The man who built the Badgers into a perennial top 25 team and a program that continually competes for a Big 10 championship understands that some may wonder if this is more about money, but playing football on television won’t completely solve all of their financial issues.

“I can tell you it will affect us some, and it will help some, but we will still not sell tickets to the public. The COPC, our chancellors, and presidents. We came to the agreement that we will not have fans in the stands, other than parents of the players and the staff. That’s still 80,000 seats in the stadium that we don’t have, so it still will affect us greatly.”

In July, Alvarez said the school’s athletic department faces a potential $100 million loss of revenue in its $140 million budget due to challenges brought about by the pandemic.

Alvarez also had a press release that stated, “I am thrilled for our student-athletes, coaches, support staff and fans that Big Ten football – specifically BADGER FOOTBALL – will return in October. I want to thank Chancellor Blank for her support and thoughtfulness as we navigate these challenging situations on a daily basis, I supported the conference’s decision a month ago to postpone our fall sports seasons. There was enough question in the minds of the conference’s presidents, chancellors, and medical personnel to make the decision to not go forward. Over the past several weeks, we have learned a lot and significantly improved testing and tracing capabilities. What I have seen and heard gives me confidence going forward. The health and well-being of our student-athletes and staff remains our top priority, so we will continue to emphasize proper protocols and smart decision-making.  I have spoken with Coach Chryst and we both feel good about having our team ready to play when the time comes.”

University of Wisconsin–Madison Chancellor Rebecca Blank added, “The health and safety of our student-athletes and coaching staff has always been my biggest concern when thinking about playing a Big Ten Football season this year. These concerns led the Big Ten Council of Chancellors and Presidents (COP/C) to postpone the season in August. Since that time, many people have worked hard to answer the questions and concerns that resulted in postponement.
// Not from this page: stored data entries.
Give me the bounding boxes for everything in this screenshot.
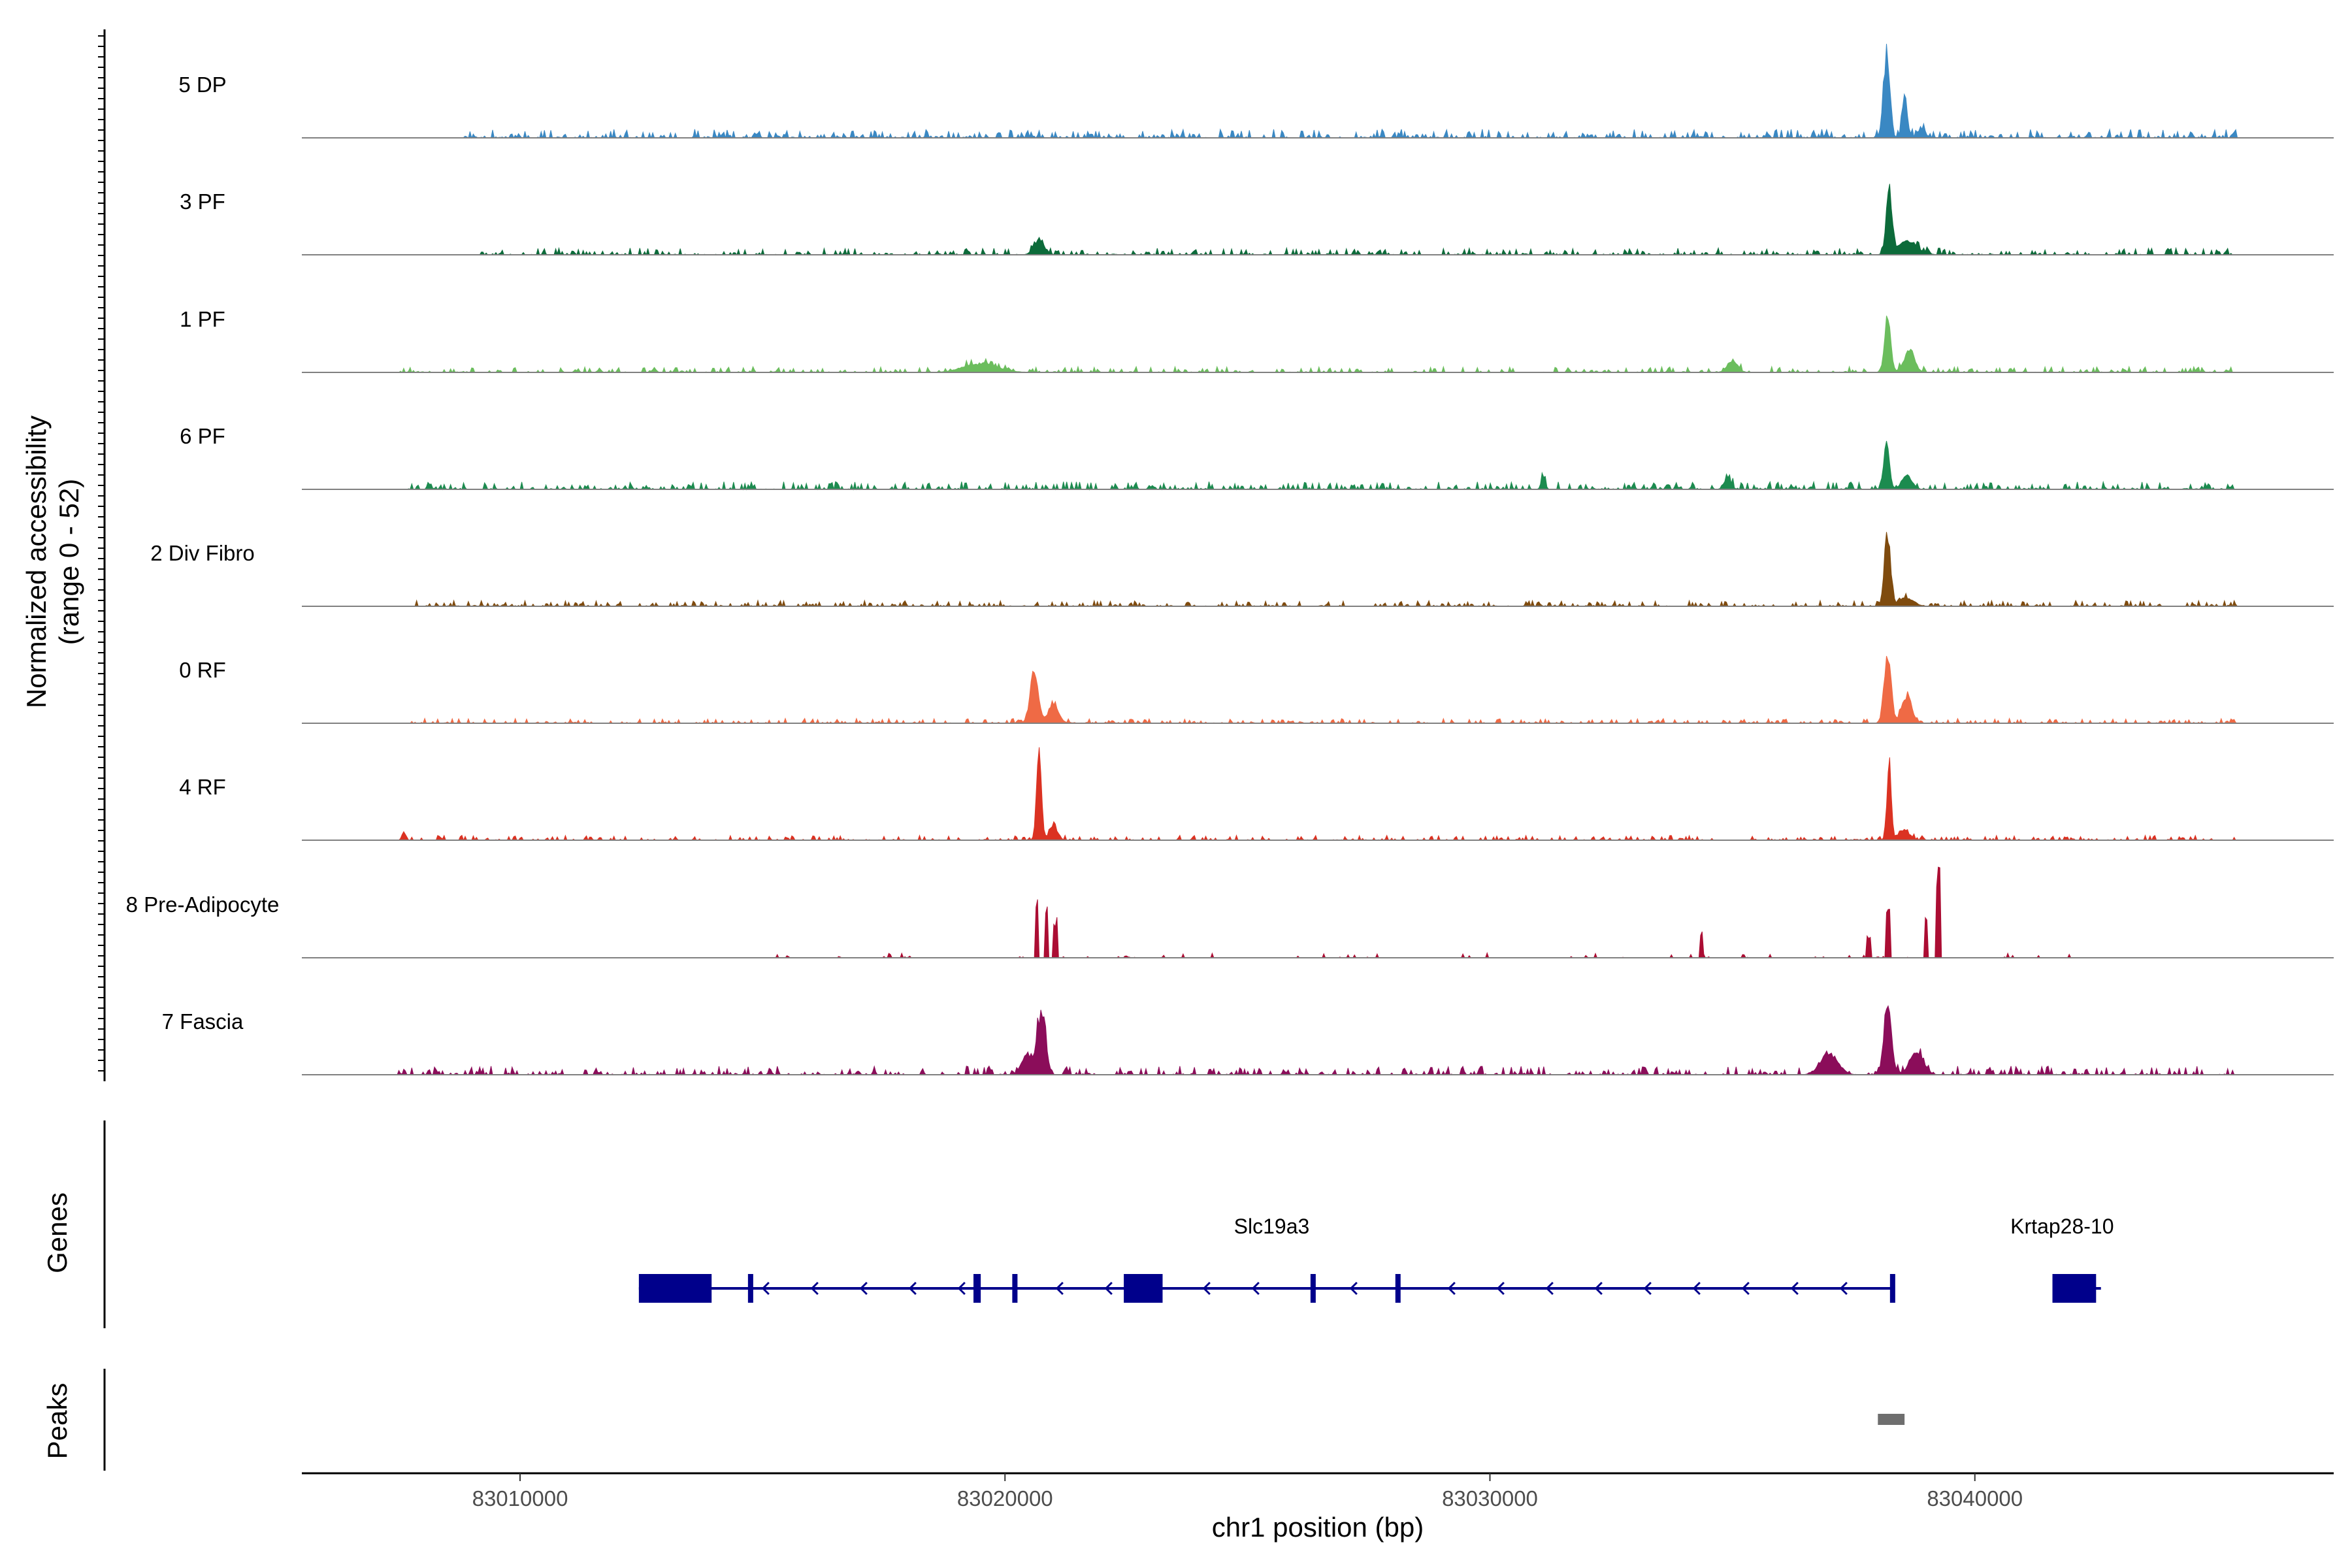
- x-tick-label: 83030000: [1442, 1486, 1538, 1511]
- x-tick-label: 83010000: [472, 1486, 568, 1511]
- gene-krtap28-10: Krtap28-10: [2010, 1215, 2114, 1303]
- track-3-pf: 3 PF: [180, 184, 2334, 256]
- gene-models: Slc19a3 Krtap28-10: [638, 1215, 2114, 1303]
- strand-arrow: [1741, 1281, 1750, 1296]
- peak-region: [1878, 1414, 1905, 1425]
- gene-exon: [1310, 1274, 1316, 1303]
- strand-arrow: [1496, 1281, 1505, 1296]
- strand-arrow: [1692, 1281, 1701, 1296]
- strand-arrow: [1790, 1281, 1799, 1296]
- track-4-rf: 4 RF: [179, 747, 2334, 841]
- x-tick-label: 83040000: [1927, 1486, 2023, 1511]
- track-7-fascia: 7 Fascia: [162, 1005, 2334, 1076]
- track-1-pf: 1 PF: [180, 307, 2334, 374]
- coverage-area: [302, 184, 2242, 256]
- coverage-area: [302, 866, 2242, 959]
- strand-arrow: [1447, 1281, 1456, 1296]
- track-label: 0 RF: [179, 658, 226, 682]
- track-label: 4 RF: [179, 775, 226, 799]
- track-8-pre-adipocyte: 8 Pre-Adipocyte: [126, 866, 2334, 959]
- coverage-area: [302, 1005, 2242, 1076]
- gene-label: Krtap28-10: [2010, 1215, 2114, 1238]
- coverage-area: [302, 655, 2242, 725]
- gene-exon: [638, 1274, 712, 1303]
- gene-slc19a3: Slc19a3: [638, 1215, 1895, 1303]
- coverage-area: [302, 747, 2242, 841]
- track-label: 8 Pre-Adipocyte: [126, 892, 280, 917]
- track-label: 7 Fascia: [162, 1009, 244, 1034]
- peak-regions: [1878, 1414, 1905, 1425]
- x-tick-label: 83020000: [957, 1486, 1053, 1511]
- track-label: 3 PF: [180, 189, 225, 214]
- gene-label: Slc19a3: [1234, 1215, 1310, 1238]
- x-axis-title: chr1 position (bp): [1212, 1512, 1424, 1543]
- track-label: 6 PF: [180, 424, 225, 448]
- gene-exon: [1395, 1274, 1401, 1303]
- strand-arrow: [761, 1281, 770, 1296]
- y-axis-title-line2: (range 0 - 52): [54, 479, 84, 645]
- strand-arrow: [1349, 1281, 1358, 1296]
- x-axis-ticks: 83010000 83020000 83030000 83040000: [472, 1473, 2023, 1511]
- coverage-area: [302, 316, 2242, 374]
- track-2-div-fibro: 2 Div Fibro: [150, 532, 2334, 608]
- strand-arrow: [1594, 1281, 1603, 1296]
- y-axis-title: Normalized accessibility (range 0 - 52): [21, 416, 84, 708]
- coverage-tracks: 5 DP 3 PF 1 PF 6 PF 2 Div Fibro 0 RF 4 RF 8 Pre…: [126, 44, 2334, 1076]
- strand-arrow: [1202, 1281, 1211, 1296]
- peaks-track-title: Peaks: [42, 1383, 73, 1460]
- coverage-area: [302, 440, 2242, 491]
- track-0-rf: 0 RF: [179, 655, 2334, 725]
- y-axis-title-line1: Normalized accessibility: [21, 416, 52, 708]
- track-label: 1 PF: [180, 307, 225, 331]
- coverage-area: [302, 532, 2242, 608]
- strand-arrow: [957, 1281, 966, 1296]
- strand-arrow: [1055, 1281, 1064, 1296]
- strand-arrow: [908, 1281, 917, 1296]
- track-label: 5 DP: [178, 73, 226, 97]
- track-6-pf: 6 PF: [180, 424, 2334, 491]
- gene-exon: [973, 1274, 981, 1303]
- coverage-axis-ticks: [98, 35, 105, 1071]
- strand-arrow: [810, 1281, 819, 1296]
- strand-arrow: [859, 1281, 868, 1296]
- gene-exon: [2052, 1274, 2097, 1303]
- strand-arrow: [1545, 1281, 1554, 1296]
- coverage-area: [302, 44, 2242, 139]
- gene-exon: [1889, 1274, 1895, 1303]
- gene-exon: [747, 1274, 753, 1303]
- track-5-dp: 5 DP: [178, 44, 2334, 139]
- genes-track-title: Genes: [42, 1192, 73, 1273]
- gene-exon: [1124, 1274, 1163, 1303]
- strand-arrow: [1839, 1281, 1848, 1296]
- strand-arrow: [1104, 1281, 1113, 1296]
- strand-arrow: [1643, 1281, 1652, 1296]
- gene-exon: [1012, 1274, 1018, 1303]
- strand-arrow: [1251, 1281, 1260, 1296]
- track-label: 2 Div Fibro: [150, 541, 255, 565]
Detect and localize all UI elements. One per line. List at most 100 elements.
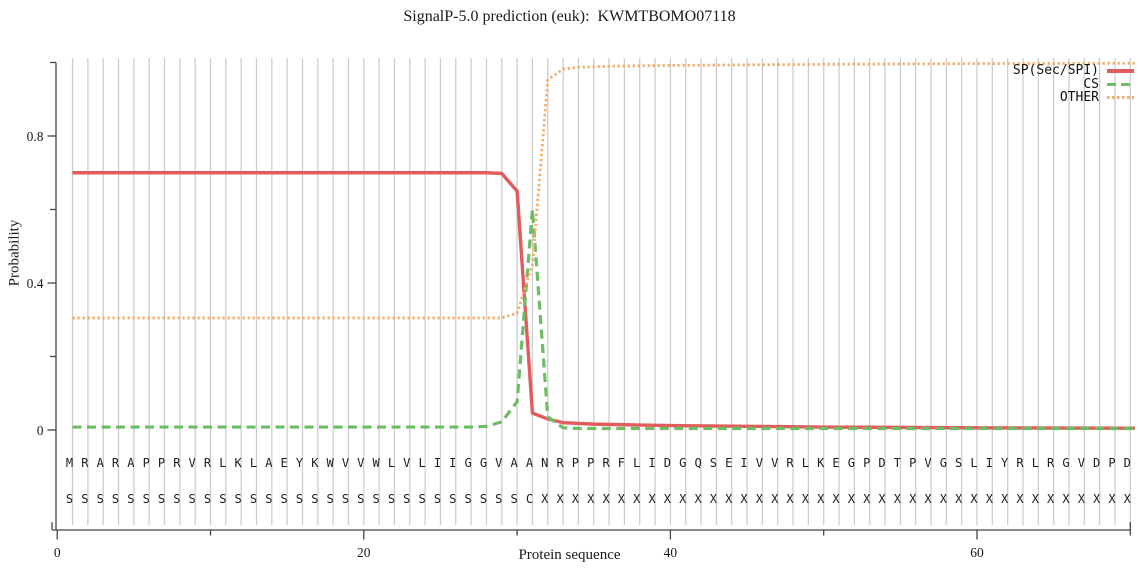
svg-text:X: X — [1078, 492, 1086, 506]
svg-text:D: D — [1093, 456, 1100, 470]
svg-text:L: L — [970, 456, 977, 470]
svg-text:A: A — [97, 456, 105, 470]
svg-text:W: W — [373, 456, 381, 470]
svg-text:V: V — [189, 456, 196, 470]
svg-text:L: L — [802, 456, 809, 470]
svg-text:S: S — [189, 492, 196, 506]
svg-text:E: E — [725, 456, 732, 470]
svg-text:S: S — [403, 492, 410, 506]
svg-text:R: R — [786, 456, 794, 470]
svg-text:X: X — [587, 492, 595, 506]
svg-text:X: X — [817, 492, 825, 506]
legend-item-sp: SP(Sec/SPI) — [1013, 64, 1134, 78]
svg-text:20: 20 — [357, 545, 371, 560]
svg-text:E: E — [281, 456, 288, 470]
svg-text:R: R — [204, 456, 212, 470]
svg-text:S: S — [173, 492, 180, 506]
svg-text:D: D — [1124, 456, 1131, 470]
svg-text:S: S — [342, 492, 349, 506]
svg-text:R: R — [556, 456, 564, 470]
svg-text:S: S — [281, 492, 288, 506]
svg-text:S: S — [480, 492, 487, 506]
svg-text:P: P — [158, 456, 165, 470]
svg-text:X: X — [541, 492, 549, 506]
legend-label-sp: SP(Sec/SPI) — [1012, 63, 1099, 78]
svg-text:R: R — [173, 456, 181, 470]
svg-text:M: M — [66, 456, 73, 470]
svg-text:G: G — [464, 456, 471, 470]
svg-text:A: A — [265, 456, 273, 470]
svg-text:X: X — [894, 492, 902, 506]
svg-text:I: I — [648, 456, 655, 470]
svg-text:X: X — [679, 492, 687, 506]
svg-text:P: P — [863, 456, 870, 470]
svg-text:S: S — [955, 456, 962, 470]
svg-text:X: X — [756, 492, 764, 506]
svg-text:S: S — [219, 492, 226, 506]
svg-text:X: X — [710, 492, 718, 506]
svg-text:X: X — [986, 492, 994, 506]
svg-text:V: V — [756, 456, 763, 470]
svg-text:I: I — [740, 456, 747, 470]
svg-text:X: X — [786, 492, 794, 506]
svg-text:S: S — [357, 492, 364, 506]
svg-text:A: A — [526, 456, 534, 470]
svg-text:S: S — [388, 492, 395, 506]
svg-text:S: S — [464, 492, 471, 506]
svg-text:S: S — [235, 492, 242, 506]
svg-text:0.4: 0.4 — [27, 276, 44, 291]
svg-text:G: G — [679, 456, 686, 470]
svg-text:S: S — [510, 492, 517, 506]
svg-text:R: R — [1016, 456, 1024, 470]
svg-text:E: E — [832, 456, 839, 470]
x-axis-title: Protein sequence — [518, 547, 621, 563]
series-other — [72, 61, 1135, 320]
svg-text:X: X — [771, 492, 779, 506]
svg-text:L: L — [419, 456, 426, 470]
svg-text:I: I — [986, 456, 993, 470]
legend-item-cs: CS — [1013, 77, 1134, 92]
svg-text:S: S — [81, 492, 88, 506]
svg-text:X: X — [602, 492, 610, 506]
chart-title: SignalP-5.0 prediction (euk): KWMTBOMO07… — [403, 8, 736, 25]
svg-text:X: X — [1001, 492, 1009, 506]
svg-text:60: 60 — [970, 545, 984, 560]
svg-text:X: X — [572, 492, 580, 506]
svg-text:P: P — [572, 456, 579, 470]
svg-text:D: D — [664, 456, 671, 470]
svg-text:S: S — [434, 492, 441, 506]
svg-text:X: X — [725, 492, 733, 506]
axes — [47, 61, 1131, 540]
svg-text:X: X — [618, 492, 626, 506]
svg-text:I: I — [434, 456, 441, 470]
svg-text:A: A — [127, 456, 135, 470]
svg-text:X: X — [970, 492, 978, 506]
svg-text:X: X — [633, 492, 641, 506]
svg-text:0: 0 — [54, 545, 61, 560]
x-tick-labels: 0 20 40 60 — [54, 545, 984, 560]
svg-text:S: S — [265, 492, 272, 506]
svg-text:N: N — [541, 456, 548, 470]
svg-text:L: L — [633, 456, 640, 470]
svg-text:G: G — [848, 456, 855, 470]
legend-item-other: OTHER — [1013, 91, 1134, 105]
gridlines — [71, 58, 1131, 525]
svg-text:0.8: 0.8 — [27, 129, 44, 144]
svg-text:X: X — [1108, 492, 1116, 506]
svg-text:V: V — [403, 456, 410, 470]
svg-text:K: K — [235, 456, 243, 470]
svg-text:X: X — [740, 492, 748, 506]
y-axis-title: Probability — [6, 219, 23, 287]
svg-text:X: X — [1093, 492, 1101, 506]
svg-text:D: D — [878, 456, 885, 470]
svg-text:40: 40 — [664, 545, 678, 560]
svg-text:X: X — [694, 492, 702, 506]
svg-text:P: P — [143, 456, 150, 470]
svg-text:X: X — [556, 492, 564, 506]
svg-text:X: X — [924, 492, 932, 506]
svg-text:R: R — [81, 456, 89, 470]
svg-text:R: R — [602, 456, 610, 470]
svg-text:X: X — [1124, 492, 1132, 506]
My fellow presidents and chancellors have had extensive conversations with doctors and medical advisors and believe that a testing plan that relies on daily, rapid testing of all student-athletes and coaching staff is now feasible and affordable. Medical advisors to the Big Ten have produced clear protocols for testing, isolation, and return to play. They also have a protocol to check any athletes who become ill for heart-related problems. With these protocols, the health concerns that I had in August have been allayed. The Big Ten has also agreed to pay for the testing, which will be done in a uniform manner in all schools.”

On Tuesday, Chancellor Blank said Big Ten football would remain on hold until there are answers to questions about COVID-19 testing and tracing, along with possible long-term heart issues related to the coronavirus.

“Above all, I support our coaches and student-athletes and want them to have the opportunity to safely compete, if possible,” Blank continued on Wednesday. “I believe the plan put forward by the Return to Competition Committee, with its extensive safety protocols and tight controls, allows that to happen.  I’m particularly grateful to Athletic Director Barry Alvarez, who led the Return to Competition Committee, which developed a viable schedule. While football will probably begin competition before other sports, these protocols will cover all sports. Updates regarding fall sports other than football, as well as winter sports that begin in the fall, will be announced by the Big Ten soon. There are still many details to be worked out, but I will be happy to see the Badgers return to competition in 2020.”